The basic setup of the server using channels involves you calling bind to connect a ServerSocketChannel to a InetSocketAddress.
ServerSocketChannel channel =
ServerSocketChannel.open();
channel.configureBlocking(false);
InetSocketAddress isa =
new InetSocketAddress(port);
channel.socket().bind(isa);
Everything else is the same as the client reading, except this time you need to register the OP_ACCEPT key, and check for isAcceptable when the selector notifies you of the event. It is that simple.

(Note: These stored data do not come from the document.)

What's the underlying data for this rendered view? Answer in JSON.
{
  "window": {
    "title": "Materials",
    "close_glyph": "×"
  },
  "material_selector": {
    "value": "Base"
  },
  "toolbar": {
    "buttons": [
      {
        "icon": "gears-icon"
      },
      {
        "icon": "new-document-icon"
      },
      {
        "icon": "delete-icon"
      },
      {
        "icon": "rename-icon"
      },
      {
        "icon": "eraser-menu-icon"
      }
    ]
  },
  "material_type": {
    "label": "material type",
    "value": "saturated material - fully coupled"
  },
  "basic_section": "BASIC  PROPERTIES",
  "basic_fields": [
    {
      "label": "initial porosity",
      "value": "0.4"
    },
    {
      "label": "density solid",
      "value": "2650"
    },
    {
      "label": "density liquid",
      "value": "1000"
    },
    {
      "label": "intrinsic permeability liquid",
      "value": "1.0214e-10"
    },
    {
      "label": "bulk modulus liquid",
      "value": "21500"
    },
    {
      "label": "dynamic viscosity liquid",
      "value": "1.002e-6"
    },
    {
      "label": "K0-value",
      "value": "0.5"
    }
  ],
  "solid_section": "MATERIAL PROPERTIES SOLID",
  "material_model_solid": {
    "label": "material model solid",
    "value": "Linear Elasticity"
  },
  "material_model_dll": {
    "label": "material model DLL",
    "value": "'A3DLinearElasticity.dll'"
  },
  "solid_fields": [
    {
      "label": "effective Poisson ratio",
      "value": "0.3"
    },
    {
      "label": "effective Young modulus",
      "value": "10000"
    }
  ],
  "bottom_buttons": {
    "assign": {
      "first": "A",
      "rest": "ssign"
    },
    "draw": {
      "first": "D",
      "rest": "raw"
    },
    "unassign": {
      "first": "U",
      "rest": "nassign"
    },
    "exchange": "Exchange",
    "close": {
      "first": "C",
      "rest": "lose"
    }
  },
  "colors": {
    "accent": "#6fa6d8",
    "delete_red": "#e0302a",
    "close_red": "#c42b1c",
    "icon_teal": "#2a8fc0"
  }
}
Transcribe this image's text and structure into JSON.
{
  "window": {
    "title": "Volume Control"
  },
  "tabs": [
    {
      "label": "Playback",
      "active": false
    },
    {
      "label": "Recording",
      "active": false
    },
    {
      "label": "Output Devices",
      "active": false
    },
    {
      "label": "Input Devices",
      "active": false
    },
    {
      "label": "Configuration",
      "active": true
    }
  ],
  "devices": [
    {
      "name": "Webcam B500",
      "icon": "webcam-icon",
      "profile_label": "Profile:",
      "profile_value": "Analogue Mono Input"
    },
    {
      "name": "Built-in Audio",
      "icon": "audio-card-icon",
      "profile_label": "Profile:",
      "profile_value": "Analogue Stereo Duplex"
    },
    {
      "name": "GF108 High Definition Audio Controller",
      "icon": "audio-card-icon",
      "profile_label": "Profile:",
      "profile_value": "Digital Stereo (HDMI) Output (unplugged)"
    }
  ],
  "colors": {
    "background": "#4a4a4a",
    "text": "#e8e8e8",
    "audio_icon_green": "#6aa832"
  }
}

The following code example shows just how simple this is. It is your basic single-threaded server, sending back a canned text message for each request. Just use telnet to connect to port 9999 and see the response.
import java.io.*;
import java.net.*;
import java.nio.*;
import java.nio.channels.*;
import java.util.*;
public class Server {
private static int port = 9999;
public static void main(String args[])
throws Exception {
Selector selector = Selector.open();
ServerSocketChannel channel =
ServerSocketChannel.open();
channel.configureBlocking(false);
InetSocketAddress isa =
new InetSocketAddress(port);
channel.socket().bind(isa);
// Register interest in when connection
channel.register(selector,
SelectionKey.OP_ACCEPT);
// Wait for something of interest to happen
while (selector.select() > 0) {
// Get set of ready objects
Set readyKeys = selector.selectedKeys();
Iterator readyItor = readyKeys.iterator();
// Walk through set
while (readyItor.hasNext()) {
// Get key from set
SelectionKey key =
(SelectionKey)readyItor.next();
// Remove current entry
readyItor.remove();
if (key.isAcceptable()) {
// Get channel
ServerSocketChannel keyChannel =
(ServerSocketChannel)key.channel();
// Accept request
Socket socket = keyChannel.accept();
// Return canned message
PrintWriter out = new PrintWriter(
socket.getOutputStream(), true);
out.println("Hello, NIO");
out.close();
} else {
System.err.println("Ooops");
}
}
}
// Never ends
}
}
After accepting the request, you could get the channel from the socket, make it non-blocking, and register that with the selector, too. This framework just provides the basics of using the NIO classes within a Web server. For additional information about creating a multi-threaded server, see the JavaWorld article referenced in the Resources section.
Conclusion
The New I/O features introduced to the J2SE version 1.4 Beta release provide exciting new ways to improve the performance of your programs. By taking advantage of the new capabilities, not only will they be faster but they can be much more scalable because you won't have to worry about tasks like one thread per connection. This is especially important on the server side, greatly increasing the possible number of simultaneous connections supported.
Note: If you look at the list of capabilities in JSR 51, you'll notice there is mention of scanning and formatting support, similar to C's printf. This feature didn't make the 1.4 beta release and will be saved for a later version.